I moved from Texas, where I was at the UT Medical Branch, and was [then] recruited to be director of the Carolina Cardiovascular Center. For a short time after I first arrived here, my lab was next to Chuck Perou [UNC assistant professor of genetics who completed post-doctoral studies under David Botstein and Pat Brown at Stanford]. I got a crash course in microarray technology from Chuck. I had previous experience with Affymetrix microarray technology, but working with Chuck really allowed me to take things to a different dimension. Affy technology is good, but in a sense, it’s everything-comes-out-of-the-box, and that hampers people’s ability to design experiments. Custom chips give you much more flexibility and help the cost issues.
What are you doing for data analysis?
We have a mirror of a Stanford database that Chuck set up here. That’s the workhorse of what we do; it’s more sophisticated and has power that doesn’t exist in the off-the-shelf software packages. It’s an Oracle relational database on a SunFire with 200 gigs of active storage. It has TreeView, Cluster, and SNP analysis, as well as more sophisticated custom applications that Chuck has developed. As part of our mission, we are developing software specifically for cardiovascular applications.
How many programmers do you have?
In addition to the three programmers that Chuck has, we have hired one person who has a wonderful background. He is a trained cardiovascular physiologist with a PhD and a master’s in bioinformatics from Memphis.
What are your short-range plans?
We need to prioritize things. Our plan over the first three to six months [is that] we want to optimize in-house protocols so that everything we tell people is correct. We want to set up a microarray users group that serves two functions — users can hear about what we have to offer, and we can hear from them what they plan on doing. We will have a limited number of complete projects this year, maybe five or six, and next year, we will triple and quadruple that. In year two, we hope to have a big jump in the number of investigators using microarrays, and in year three, we will be at full speed.

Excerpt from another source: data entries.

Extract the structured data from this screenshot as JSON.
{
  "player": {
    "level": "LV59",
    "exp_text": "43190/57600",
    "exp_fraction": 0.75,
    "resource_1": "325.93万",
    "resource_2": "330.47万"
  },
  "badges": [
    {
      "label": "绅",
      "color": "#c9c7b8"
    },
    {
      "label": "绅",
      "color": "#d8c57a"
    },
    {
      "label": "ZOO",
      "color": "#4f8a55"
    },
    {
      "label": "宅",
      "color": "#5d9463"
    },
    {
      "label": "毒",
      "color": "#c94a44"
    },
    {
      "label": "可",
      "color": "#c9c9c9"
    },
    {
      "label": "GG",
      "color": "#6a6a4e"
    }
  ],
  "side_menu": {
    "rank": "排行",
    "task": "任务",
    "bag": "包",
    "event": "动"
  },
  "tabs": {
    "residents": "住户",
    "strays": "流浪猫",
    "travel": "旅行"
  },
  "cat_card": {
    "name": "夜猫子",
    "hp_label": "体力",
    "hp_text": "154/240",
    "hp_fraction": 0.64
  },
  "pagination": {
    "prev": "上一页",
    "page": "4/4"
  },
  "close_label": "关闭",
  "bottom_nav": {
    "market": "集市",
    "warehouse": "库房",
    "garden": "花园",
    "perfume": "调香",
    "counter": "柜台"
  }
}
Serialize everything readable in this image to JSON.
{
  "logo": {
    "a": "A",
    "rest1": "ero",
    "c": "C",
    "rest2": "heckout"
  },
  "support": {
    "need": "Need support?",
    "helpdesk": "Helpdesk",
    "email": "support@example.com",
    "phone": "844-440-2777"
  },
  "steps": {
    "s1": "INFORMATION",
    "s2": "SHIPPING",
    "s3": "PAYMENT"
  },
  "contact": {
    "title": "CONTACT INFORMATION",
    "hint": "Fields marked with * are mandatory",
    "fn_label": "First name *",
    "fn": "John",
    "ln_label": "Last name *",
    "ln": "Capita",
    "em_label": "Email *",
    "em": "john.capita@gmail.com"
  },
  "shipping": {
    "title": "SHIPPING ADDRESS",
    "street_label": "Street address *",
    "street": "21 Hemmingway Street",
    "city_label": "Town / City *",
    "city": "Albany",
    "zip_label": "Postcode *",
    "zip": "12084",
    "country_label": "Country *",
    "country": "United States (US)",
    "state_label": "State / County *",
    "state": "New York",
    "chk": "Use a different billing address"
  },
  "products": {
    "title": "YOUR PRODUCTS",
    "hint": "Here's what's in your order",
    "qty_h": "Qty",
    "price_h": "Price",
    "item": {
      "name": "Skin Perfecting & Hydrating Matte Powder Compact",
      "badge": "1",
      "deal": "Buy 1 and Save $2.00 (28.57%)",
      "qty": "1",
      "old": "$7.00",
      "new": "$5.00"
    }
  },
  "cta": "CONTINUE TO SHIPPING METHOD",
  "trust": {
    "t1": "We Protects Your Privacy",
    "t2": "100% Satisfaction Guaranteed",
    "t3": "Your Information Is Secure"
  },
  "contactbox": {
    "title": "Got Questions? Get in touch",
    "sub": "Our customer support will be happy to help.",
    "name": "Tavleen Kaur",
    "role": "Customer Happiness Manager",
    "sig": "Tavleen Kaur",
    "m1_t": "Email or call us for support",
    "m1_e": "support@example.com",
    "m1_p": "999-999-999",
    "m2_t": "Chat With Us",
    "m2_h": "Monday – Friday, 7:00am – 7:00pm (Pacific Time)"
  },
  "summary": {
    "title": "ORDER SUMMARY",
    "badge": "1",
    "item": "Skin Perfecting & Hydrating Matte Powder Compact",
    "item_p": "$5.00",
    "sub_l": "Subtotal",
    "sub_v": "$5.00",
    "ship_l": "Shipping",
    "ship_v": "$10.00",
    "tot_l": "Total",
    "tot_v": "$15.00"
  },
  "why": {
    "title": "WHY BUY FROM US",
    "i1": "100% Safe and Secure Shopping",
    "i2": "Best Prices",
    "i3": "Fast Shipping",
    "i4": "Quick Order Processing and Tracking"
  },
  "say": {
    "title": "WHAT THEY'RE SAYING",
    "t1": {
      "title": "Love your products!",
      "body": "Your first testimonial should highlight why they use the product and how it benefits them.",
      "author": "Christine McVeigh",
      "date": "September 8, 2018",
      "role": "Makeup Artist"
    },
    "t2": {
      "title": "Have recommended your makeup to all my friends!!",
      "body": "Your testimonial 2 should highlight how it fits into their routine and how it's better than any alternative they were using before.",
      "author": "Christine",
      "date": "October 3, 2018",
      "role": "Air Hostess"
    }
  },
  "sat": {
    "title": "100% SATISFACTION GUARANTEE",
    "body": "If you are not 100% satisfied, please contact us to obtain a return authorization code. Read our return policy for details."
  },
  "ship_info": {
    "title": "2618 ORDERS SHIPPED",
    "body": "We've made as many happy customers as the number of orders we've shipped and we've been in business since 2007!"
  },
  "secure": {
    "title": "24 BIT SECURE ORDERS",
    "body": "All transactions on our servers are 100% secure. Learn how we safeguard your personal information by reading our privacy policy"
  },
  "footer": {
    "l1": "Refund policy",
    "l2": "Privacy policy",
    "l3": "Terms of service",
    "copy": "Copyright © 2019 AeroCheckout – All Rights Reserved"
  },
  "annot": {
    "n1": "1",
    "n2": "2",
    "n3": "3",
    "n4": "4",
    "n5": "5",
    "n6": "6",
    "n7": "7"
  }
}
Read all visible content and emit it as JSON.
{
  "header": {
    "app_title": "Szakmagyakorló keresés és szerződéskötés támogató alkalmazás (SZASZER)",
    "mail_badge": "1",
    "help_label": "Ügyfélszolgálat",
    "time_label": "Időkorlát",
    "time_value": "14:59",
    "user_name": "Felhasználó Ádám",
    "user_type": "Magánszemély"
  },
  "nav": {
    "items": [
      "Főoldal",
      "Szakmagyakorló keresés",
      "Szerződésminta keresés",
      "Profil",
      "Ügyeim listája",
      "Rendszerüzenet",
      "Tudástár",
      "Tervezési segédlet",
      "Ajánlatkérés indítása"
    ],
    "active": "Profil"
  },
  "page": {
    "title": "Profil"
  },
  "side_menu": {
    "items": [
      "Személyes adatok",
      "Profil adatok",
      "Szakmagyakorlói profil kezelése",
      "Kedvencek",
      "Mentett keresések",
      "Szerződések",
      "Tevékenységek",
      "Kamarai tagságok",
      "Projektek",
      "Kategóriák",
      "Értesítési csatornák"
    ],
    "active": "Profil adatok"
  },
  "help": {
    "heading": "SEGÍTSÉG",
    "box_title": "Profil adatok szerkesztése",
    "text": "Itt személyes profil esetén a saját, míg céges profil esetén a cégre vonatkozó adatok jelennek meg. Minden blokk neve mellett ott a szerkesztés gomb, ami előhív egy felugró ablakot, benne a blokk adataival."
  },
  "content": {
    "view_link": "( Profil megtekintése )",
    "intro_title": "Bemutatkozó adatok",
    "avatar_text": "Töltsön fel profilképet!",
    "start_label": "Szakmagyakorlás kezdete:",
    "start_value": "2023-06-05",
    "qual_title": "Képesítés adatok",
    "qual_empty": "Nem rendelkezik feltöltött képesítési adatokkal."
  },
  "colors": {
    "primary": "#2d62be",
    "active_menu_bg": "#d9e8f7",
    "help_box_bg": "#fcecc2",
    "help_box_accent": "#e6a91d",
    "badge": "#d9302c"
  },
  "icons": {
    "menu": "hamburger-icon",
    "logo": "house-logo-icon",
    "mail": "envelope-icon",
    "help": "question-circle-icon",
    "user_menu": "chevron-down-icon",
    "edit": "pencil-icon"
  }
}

The big goal of this grant is to bring the technique to investigators who don’t have funding for it. We will cover most of the costs ourselves. And, over the long term, we have plans for cost recovery, but we plan on providing investigators with very inexpensive costs. Custom chips will be the workhorses, since their costs are fairly modest in comparison with those using Affy chips and expensive arrays.
One of the things that we have kept in mind — we are starting a facility right now — [is that] two years from now, we will be creating a huge database that many people will want access to. One of the weird things about microarray data is that a single investigator will not exhaust it. We need to open up that pipeline.
How about data integration between centers?
The NHLBI is very aware of how important that is going to be. The NHLBI has experience with similar types of funding opportunities where they brought investigators together. There will not be 11 centers in isolation: that doesn’t serve the entire community. We ought to get together with the other investigators and we will. A broader issue is how do investigators share their data? Not just cardiovascular biologists who are interested in sharing their data, but across disciplines. We still haven’t figured out what the standard format is going to be, and NCBI is still trying to sort that out. MIAME or whatever, we plan to make sure our data is available to other scientists. One principle of our data is that all data must be available to other investigators at the time of manuscript submission.
What we have done is created a cardiovascular biology center from scratch here at UNC, and I was recruited to start it up. We are here to develop new methods for those already on campus, and the micro-array grant is a reflection we are having some success with that. Recruiting is very successful; I have had pretty high expectations for the center.
We want to make people think that UNC is moving ahead in cardiovascular research. How will we know if we have been successful two or three years from now? The proof will be in the pudding: Go to Medline.